The Old Dominion University Police Department recently earned reaccreditation from the Commission on Accreditation for Law Enforcement Agencies (CALEA) by a unanimous vote.

CALEA accreditation is considered the national gold standard in law enforcement accreditation and embodies the precepts of community-oriented engagement. Of the approximately 18,000 law enforcement agencies in the United States, only 4.3% are CALEA-accredited. Only 2.2% of the roughly 4,000 university police agencies have this recognition. Additionally, the ODUPD is the only non-municipal law enforcement agency Hampton Roads that is CALEA accredited and is one of only four that possess the Advanced “Tier 2” Law Enforcement Accreditation.

ODU received its reaccreditation after a final CALEA review committee hearing on July 29. The committee reviewed the last four years of ODUPD’s progress/status reports and the on-site review report completed by Zandral Washington, deputy chief of police for the University of Alabama at Birmingham.

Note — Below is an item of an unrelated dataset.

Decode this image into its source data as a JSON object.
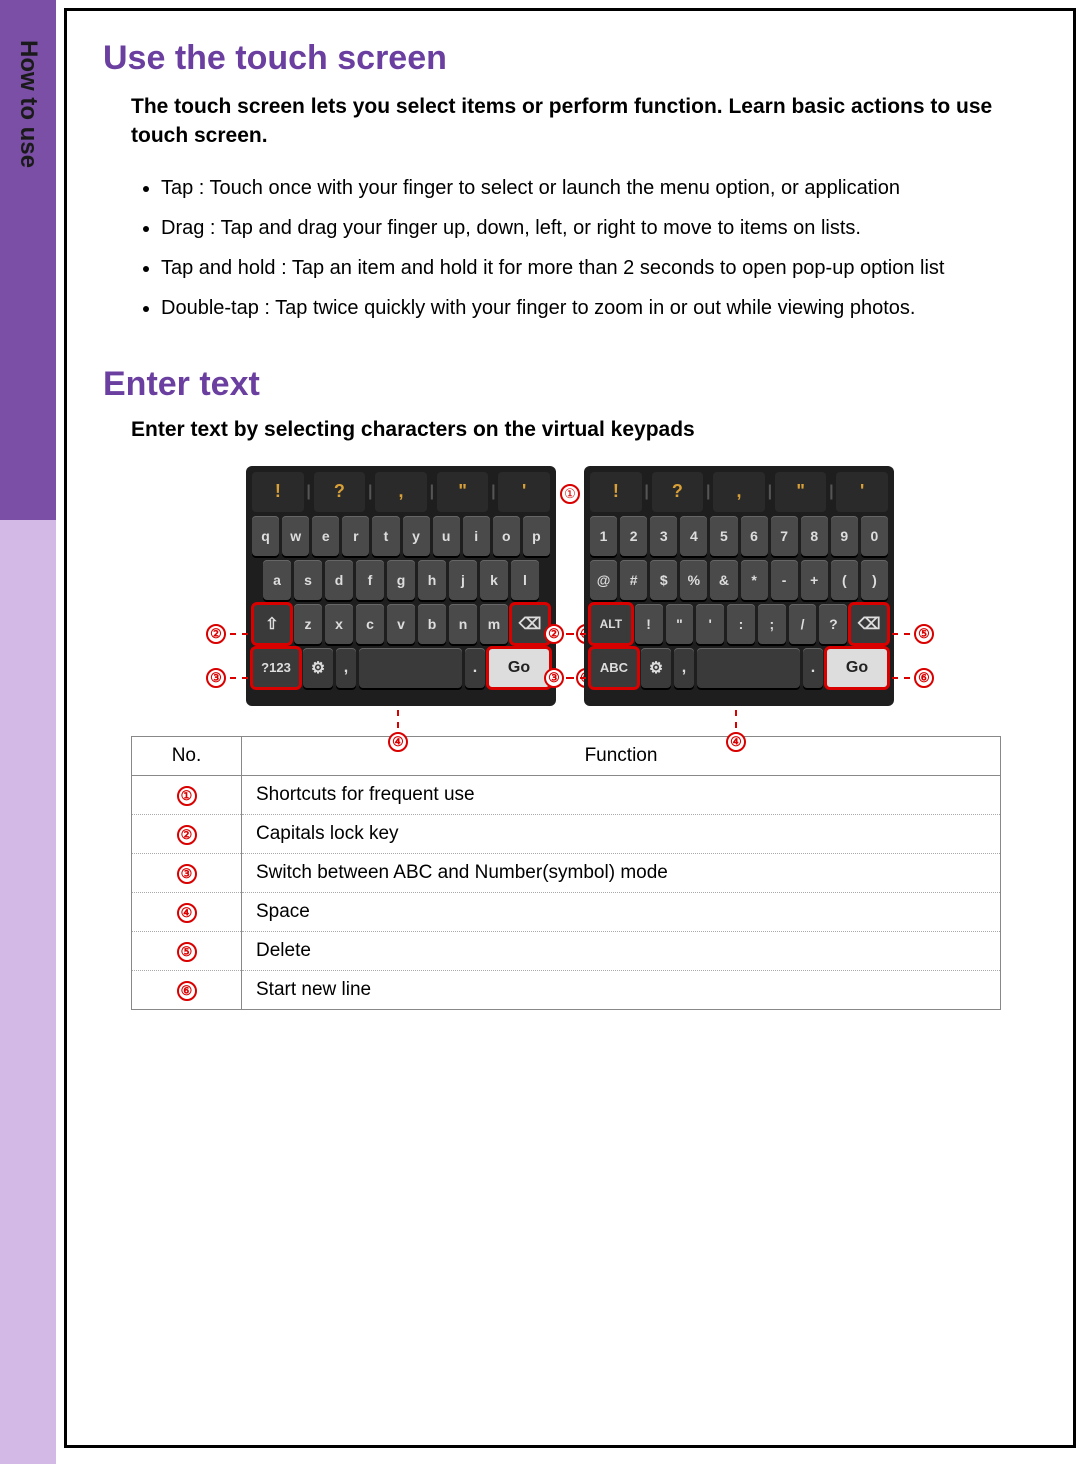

A review by independent subject-matter experts found the ODUPD was in 100% compliance with CALEA's standards and best practices.

The ODUPD first received CALEA accreditation in May 2019.

ODU Police Chief Garrett Shelton and Lt. Christopher Buie, who served as ODUPD’s accreditation manager, participated in a final review committee hearing.   

“Inviting and welcoming the auditing and evaluation of our operations to ensure we are serving our community to the best of our ability shows our consistency, commitment and ongoing focus on increasing community confidence in the policies and practices of our department,” Shelton said. “Obtaining CALEA accreditation is a testament to the professionalism and excellence our staff provides every day.” 

CALEA accreditation is awarded for four years. During this time, ODUPD will undergo annual reviews gauging its continued compliance with CALEA’s standards. 

CALEA was formed in 1979 through the efforts of the International Association of Chiefs of Police, the National Organization of Black Law Enforcement Executives, the National Sheriff’s Association and the Police Executive Research Forum. The commission develops and assesses law enforcement standards and administers the accreditation process through which agencies voluntarily demonstrate that they meet professionally recognized criteria for excellence in management and service delivery.